How to label the count of each bin within ggridges package?


I have a data frame that simulates the NFL season with 2 columns: team and rank. I am trying to use ggridges to make a distribution plot of the frequency of each team at each rank from 1-10. I can get the plot working, but I'd like to display the count of each team/rank in each bin. I have been unsuccessful so far.

   ggplot(results, 
       aes(x=rank, y=team, group = team)) +
   geom_density_ridges2(aes(fill=team), stat='binline', binwidth=1, scale = 0.9, draw_baseline=T) +
   scale_x_continuous(limits = c(0,11), breaks = seq(1,10,1)) +
   theme_ridges() +
   theme(legend.position = "none") +
   scale_fill_manual(values = c("#4F2E84", "#FB4F14",  "#7C1415", "#A71930", "#00143F", "#0C264C", "#192E6C", "#136677", "#203731"), name = NULL)

Which creates this plot:

enter image description here

I tried adding in this line to get the count added to each bin, but it did not work.
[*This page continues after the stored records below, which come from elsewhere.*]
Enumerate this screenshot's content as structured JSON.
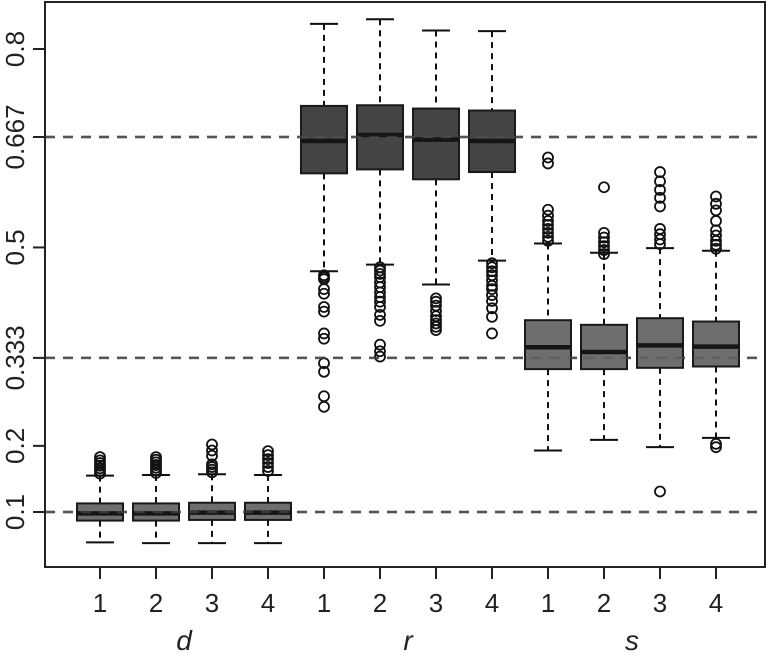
{
  "chart_data": {
    "type": "boxplot",
    "title": "",
    "xlabel": "",
    "ylabel": "",
    "ylim": [
      0.035,
      0.855
    ],
    "y_ticks": [
      {
        "value": 0.1,
        "label": "0.1"
      },
      {
        "value": 0.2,
        "label": "0.2"
      },
      {
        "value": 0.333,
        "label": "0.333"
      },
      {
        "value": 0.5,
        "label": "0.5"
      },
      {
        "value": 0.667,
        "label": "0.667"
      },
      {
        "value": 0.8,
        "label": "0.8"
      }
    ],
    "reference_lines": [
      0.1,
      0.333,
      0.667
    ],
    "groups": [
      {
        "label": "d",
        "categories": [
          "1",
          "2",
          "3",
          "4"
        ]
      },
      {
        "label": "r",
        "categories": [
          "1",
          "2",
          "3",
          "4"
        ]
      },
      {
        "label": "s",
        "categories": [
          "1",
          "2",
          "3",
          "4"
        ]
      }
    ],
    "colors": {
      "d": "#6e6e6e",
      "r": "#444444",
      "s": "#6e6e6e",
      "reference_line": "#555555",
      "axis": "#222222"
    },
    "boxes": [
      {
        "group": "d",
        "category": "1",
        "whisker_low": 0.054,
        "q1": 0.087,
        "median": 0.098,
        "q3": 0.113,
        "whisker_high": 0.155,
        "outliers": [
          0.158,
          0.162,
          0.166,
          0.17,
          0.174,
          0.178,
          0.183
        ]
      },
      {
        "group": "d",
        "category": "2",
        "whisker_low": 0.053,
        "q1": 0.087,
        "median": 0.098,
        "q3": 0.113,
        "whisker_high": 0.156,
        "outliers": [
          0.159,
          0.163,
          0.167,
          0.171,
          0.175,
          0.179,
          0.183
        ]
      },
      {
        "group": "d",
        "category": "3",
        "whisker_low": 0.053,
        "q1": 0.088,
        "median": 0.099,
        "q3": 0.114,
        "whisker_high": 0.157,
        "outliers": [
          0.16,
          0.164,
          0.168,
          0.172,
          0.185,
          0.193,
          0.202
        ]
      },
      {
        "group": "d",
        "category": "4",
        "whisker_low": 0.053,
        "q1": 0.088,
        "median": 0.099,
        "q3": 0.114,
        "whisker_high": 0.156,
        "outliers": [
          0.162,
          0.168,
          0.174,
          0.18,
          0.186,
          0.192
        ]
      },
      {
        "group": "r",
        "category": "1",
        "whisker_low": 0.464,
        "q1": 0.612,
        "median": 0.661,
        "q3": 0.714,
        "whisker_high": 0.838,
        "outliers": [
          0.452,
          0.455,
          0.458,
          0.437,
          0.43,
          0.41,
          0.403,
          0.37,
          0.362,
          0.325,
          0.312,
          0.275,
          0.259
        ]
      },
      {
        "group": "r",
        "category": "2",
        "whisker_low": 0.474,
        "q1": 0.618,
        "median": 0.67,
        "q3": 0.715,
        "whisker_high": 0.845,
        "outliers": [
          0.47,
          0.465,
          0.46,
          0.455,
          0.447,
          0.44,
          0.432,
          0.425,
          0.418,
          0.41,
          0.398,
          0.389,
          0.353,
          0.343,
          0.335
        ]
      },
      {
        "group": "r",
        "category": "3",
        "whisker_low": 0.444,
        "q1": 0.603,
        "median": 0.663,
        "q3": 0.71,
        "whisker_high": 0.828,
        "outliers": [
          0.423,
          0.418,
          0.412,
          0.404,
          0.396,
          0.39,
          0.385,
          0.38,
          0.375
        ]
      },
      {
        "group": "r",
        "category": "4",
        "whisker_low": 0.48,
        "q1": 0.614,
        "median": 0.661,
        "q3": 0.707,
        "whisker_high": 0.827,
        "outliers": [
          0.476,
          0.47,
          0.464,
          0.458,
          0.45,
          0.442,
          0.437,
          0.428,
          0.419,
          0.408,
          0.395,
          0.37
        ]
      },
      {
        "group": "s",
        "category": "1",
        "whisker_low": 0.193,
        "q1": 0.316,
        "median": 0.349,
        "q3": 0.39,
        "whisker_high": 0.506,
        "outliers": [
          0.51,
          0.516,
          0.522,
          0.528,
          0.534,
          0.54,
          0.548,
          0.557,
          0.627,
          0.636
        ]
      },
      {
        "group": "s",
        "category": "2",
        "whisker_low": 0.209,
        "q1": 0.316,
        "median": 0.342,
        "q3": 0.383,
        "whisker_high": 0.492,
        "outliers": [
          0.49,
          0.496,
          0.502,
          0.508,
          0.515,
          0.522,
          0.591
        ]
      },
      {
        "group": "s",
        "category": "3",
        "whisker_low": 0.198,
        "q1": 0.318,
        "median": 0.352,
        "q3": 0.393,
        "whisker_high": 0.499,
        "outliers": [
          0.505,
          0.512,
          0.52,
          0.528,
          0.562,
          0.575,
          0.587,
          0.6,
          0.614,
          0.131
        ]
      },
      {
        "group": "s",
        "category": "4",
        "whisker_low": 0.212,
        "q1": 0.32,
        "median": 0.35,
        "q3": 0.388,
        "whisker_high": 0.495,
        "outliers": [
          0.498,
          0.504,
          0.51,
          0.518,
          0.526,
          0.54,
          0.556,
          0.566,
          0.577,
          0.198,
          0.203
        ]
      }
    ]
  }
}
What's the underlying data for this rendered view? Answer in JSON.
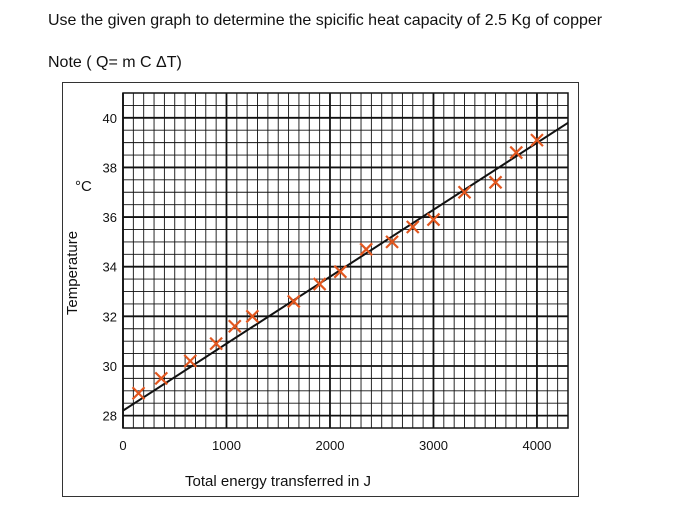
{
  "question": {
    "text": "Use the given graph to determine the spicific heat capacity of 2.5 Kg  of copper",
    "note": "Note ( Q= m C ΔT)"
  },
  "chart_data": {
    "type": "line",
    "xlabel": "Total energy transferred in J",
    "ylabel": "Temperature",
    "y_unit": "°C",
    "xlim": [
      0,
      4300
    ],
    "ylim": [
      27.5,
      41
    ],
    "x_ticks": [
      0,
      1000,
      2000,
      3000,
      4000
    ],
    "x_tick_labels": [
      "0",
      "1000",
      "2000",
      "3000",
      "4000"
    ],
    "y_ticks": [
      28,
      30,
      32,
      34,
      36,
      38,
      40
    ],
    "y_tick_labels": [
      "28",
      "30",
      "32",
      "34",
      "36",
      "38",
      "40"
    ],
    "grid": true,
    "line_color": "#111111",
    "marker_color": "#e2571f",
    "best_fit": {
      "x": [
        0,
        4300
      ],
      "y": [
        28.2,
        39.8
      ]
    },
    "series": [
      {
        "marker": "x",
        "x": [
          150,
          370,
          650,
          900,
          1080,
          1250,
          1650,
          1900,
          2100,
          2350,
          2600,
          2800,
          3000,
          3300,
          3600,
          3800,
          4000
        ],
        "y": [
          28.9,
          29.5,
          30.2,
          30.9,
          31.6,
          32.0,
          32.6,
          33.3,
          33.8,
          34.7,
          35.0,
          35.6,
          35.9,
          37.0,
          37.4,
          38.6,
          39.1
        ]
      }
    ]
  }
}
   geom_text(stat='bin', aes(y = team + 0.95*stat(count/max(count)),
                         label = ifelse(stat(count) > 0, stat(count), ""))) +

Not the exact dataset but this should be enough to at least run the original plot:

   results = data.frame(team = rep(c('Jets', 'Giants', 'Washington', 'Falcons', 'Bengals', 'Jaguars', 'Texans', 'Cowboys', 'Vikings'), 1000), rank = sample(1:20,9000,replace = T))

Solution

  • Neilfws' answer is great, but I've always found geom_ridgelines difficult to work with in circumstances like this so I usually recreate them with geom_rect:

    library(dplyr)
    
    results %>%
      count(team, rank) %>%
      filter(rank<=10) %>%
      mutate(team=factor(team)) %>%
      ggplot() +
      geom_rect(aes(xmin=rank-0.5, xmax=rank+0.5, ymin=team, fill=team,
                    ymax=as.numeric(team)+n*0.75/max(n))) +
      geom_text(aes(x=rank, y=as.numeric(team)-0.1, label=n)) +
      theme_ridges() +
      theme(legend.position = "none") +
      scale_fill_manual(values = c("#4F2E84", "#FB4F14",  "#7C1415", "#A71930", 
                                   "#00143F", "#0C264C", "#192E6C", "#136677", 
                                   "#203731"), name = NULL) +
      ylab("team")
    

    As requested

    I especially like the level of fine control I get from geom_rect rather than ridgelines. But you do lose out on the nice bounding line drawn around each ridgeline, so if that's important then go with the other answer.